9- Elsie Reford a importé des plantes de plusieurs pays
Dans les années 1930, elle a acheté des plants à des pépinières canadiennes et britanniques. En 1935, elle a importé d’Angleterre 15 plants de gentiane. Dix ans plus tard, le jardin en comptait 3000. Elle a fait venir du Royal Botanic Garden d’Édimbourg ses premières graines de pavot bleu, «découvert» par un explorateur anglais appelé Frank Kingdon Ward sur les pentes de l’Himalaya en 1926. Dans le livre Les belles de Métis, Alexander Reford écrit qu’il est «presque certain» qu’Elsie a été la première à cultiver le pavot bleu au Québec. Au Canada, seule Jennie Butchart, fondatrice des Butchart Gardens, à Victoria, semble l’avoir précédée.

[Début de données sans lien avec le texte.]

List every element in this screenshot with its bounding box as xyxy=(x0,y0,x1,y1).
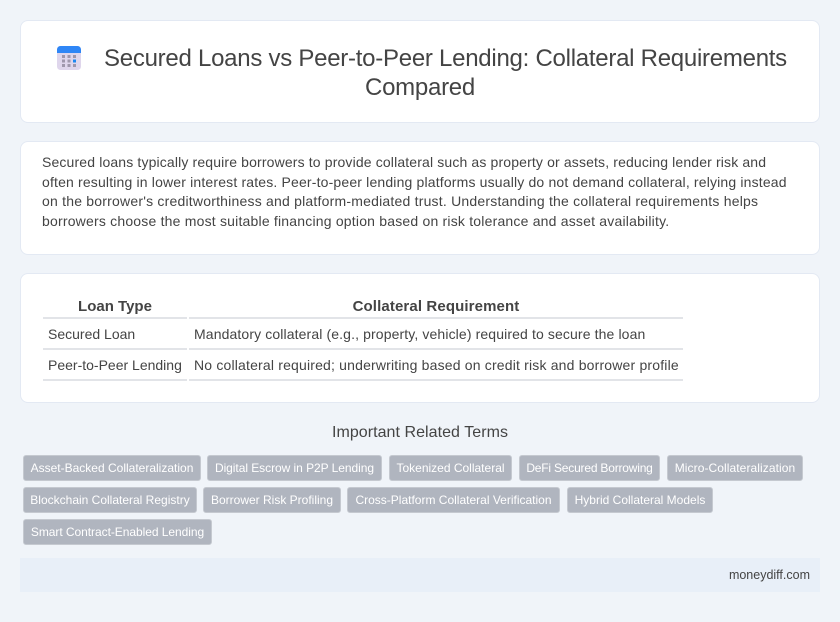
tag xyxy=(207,455,382,481)
tag xyxy=(389,455,512,481)
tag xyxy=(667,455,803,481)
tag xyxy=(567,487,713,513)
tag: Hybrid Collateral Models xyxy=(575,493,705,507)
tag: Asset-Backed Collateralization xyxy=(31,461,193,475)
text block: introduction xyxy=(42,154,787,229)
title line 2: Compared xyxy=(365,74,475,101)
text block: introduction: borrowers choose the most suitable financing option based on risk tolerance and asset availability. xyxy=(42,213,669,229)
row value: peer-to-peer lending: No collateral required; underwriting based on credit risk and borrower profile xyxy=(194,357,679,373)
title xyxy=(104,45,787,101)
tag: Digital Escrow in P2P Lending xyxy=(215,461,374,475)
table: collateral comparison xyxy=(43,298,683,381)
heading: related terms: Important Related Terms xyxy=(332,424,508,441)
tag: Smart Contract-Enabled Lending xyxy=(31,525,204,539)
tag xyxy=(203,487,341,513)
tag: Cross-Platform Collateral Verification xyxy=(355,493,552,507)
tag xyxy=(519,455,660,481)
text block: introduction: Secured loans typically require borrowers to provide collateral such as property or assets, reducing lender risk and xyxy=(42,154,766,170)
row value: secured loan: Mandatory collateral (e.g., property, vehicle) required to secure the loan xyxy=(194,326,645,342)
row label: secured loan: Secured Loan xyxy=(48,326,135,342)
footer bar xyxy=(20,558,820,592)
row label: peer-to-peer lending: Peer-to-Peer Lending xyxy=(48,357,182,373)
tag xyxy=(23,455,201,481)
tag xyxy=(347,487,560,513)
tag: DeFi Secured Borrowing xyxy=(526,461,653,475)
panel: title card xyxy=(20,20,820,123)
tag list: related terms xyxy=(23,455,803,545)
tag xyxy=(23,519,212,545)
table header: collateral requirement: Collateral Requirement xyxy=(353,298,519,315)
tag: Borrower Risk Profiling xyxy=(211,493,333,507)
panel: intro text card xyxy=(20,141,820,255)
text block: introduction: often resulting in lower interest rates. Peer-to-peer lending platforms usually do not demand collateral, relying instead xyxy=(42,174,787,190)
tag xyxy=(23,487,197,513)
text block: introduction: on the borrower's creditworthiness and platform-mediated trust. Understanding the collateral requirements helps xyxy=(42,193,758,209)
footer credit: moneydiff.com xyxy=(729,568,810,582)
title line 1: Secured Loans vs Peer-to-Peer Lending: Collateral Requirements xyxy=(104,45,787,72)
icon: calendar xyxy=(57,46,81,70)
tag: Tokenized Collateral xyxy=(396,461,505,475)
table header: loan type: Loan Type xyxy=(78,298,152,315)
tag: Micro-Collateralization xyxy=(675,461,795,475)
tag: Blockchain Collateral Registry xyxy=(30,493,190,507)
panel: comparison table card xyxy=(20,273,820,403)
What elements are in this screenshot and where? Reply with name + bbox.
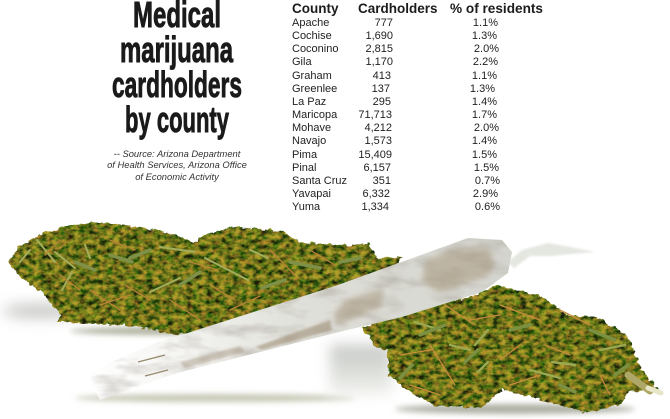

10- Le co-fondateur du Jardin botanique de Montréal, Henry Teuscher, faisait partie des alliés d’Elsie Reford
Ils se sont échangés autant des conseils que des plantes. Selon Alexander Reford, son arrière-grand-mère et lui s’admiraient mutuellement. Dans une allocution prononcée au Jardin botanique de Montréal en 1942, Henry Teuscher a décrit le domaine d’Elsie Reford comme étant «as one of the most remarkable gardens in North America (un des plus remarquables jardins en Amérique du Nord)».
11- Le premier «artiste en résidence» aux Jardins de Métis? Robert W. Reford lui-même!
Le mari d’Elsie est considéré comme l’un des pionniers de la photographie au pays. En 1889, il a sillonné l’Ouest canadien avec le premier Kodak grand public commercialisé (Kodak No 1, acheté en 1888) et a photographié des membres des Premières Nations et des travailleurs chinois. Entre 1910 et 1940, il a abondamment photographié le paysage entourant le domaine de Grand-Métis. Ses photographies constituent d’ailleurs des témoins importants de cette époque.
12- L’art et la gastronomie occupent une grande place aux Jardins de Métis
Plus important festival de jardins contemporains en Amérique du Nord, le Festival international de jardins a présenté près de 200 jardins depuis sa création en 2000.
Les Jardins de Métis attirent aussi les amateurs de bonne chère. Tant le café que le restaurant de la Villa Estevan proposent des mets savoureux et locaux. Le chef actuel est Frédérick Boucher, originaire de la région. Une escale gourmande incontournable!
13- Aujourd’hui, une quinzaine de jardins servent d’écrin à plus de 3000 plantes
Accessibles au public depuis 1962, les jardins proposent de nombreuses activités, dont le Thé littéraire, des concerts en plein air, des conférences, des formations, des 5 à 7, des événements culinaires, des randonnées en plein air et des corvées environnementales.
L’architecte Pierre Thibault fait aussi partie des précieux collaborateurs d’Alexander Reford, historien de formation. L’arrière-petit-fils d’Elsie est directeur des Jardins de Métis depuis 1995. Il a aussi reçu l’Ordre du Canada pour son leadership dans la communauté horticole canadienne, pour son soutien au développement du tourisme régional et pour sa contribution à la conservation du patrimoine et de l’environnement.
Sources: Site web des Jardins de Métis, livres Jardins de Métis, Les belles de Métis et Les guides des jardins du Québec – Jardins de Métis, documentaire Il était deux fois un jardin et différentes entrevues avec Alexander Reford, dont celle-ci.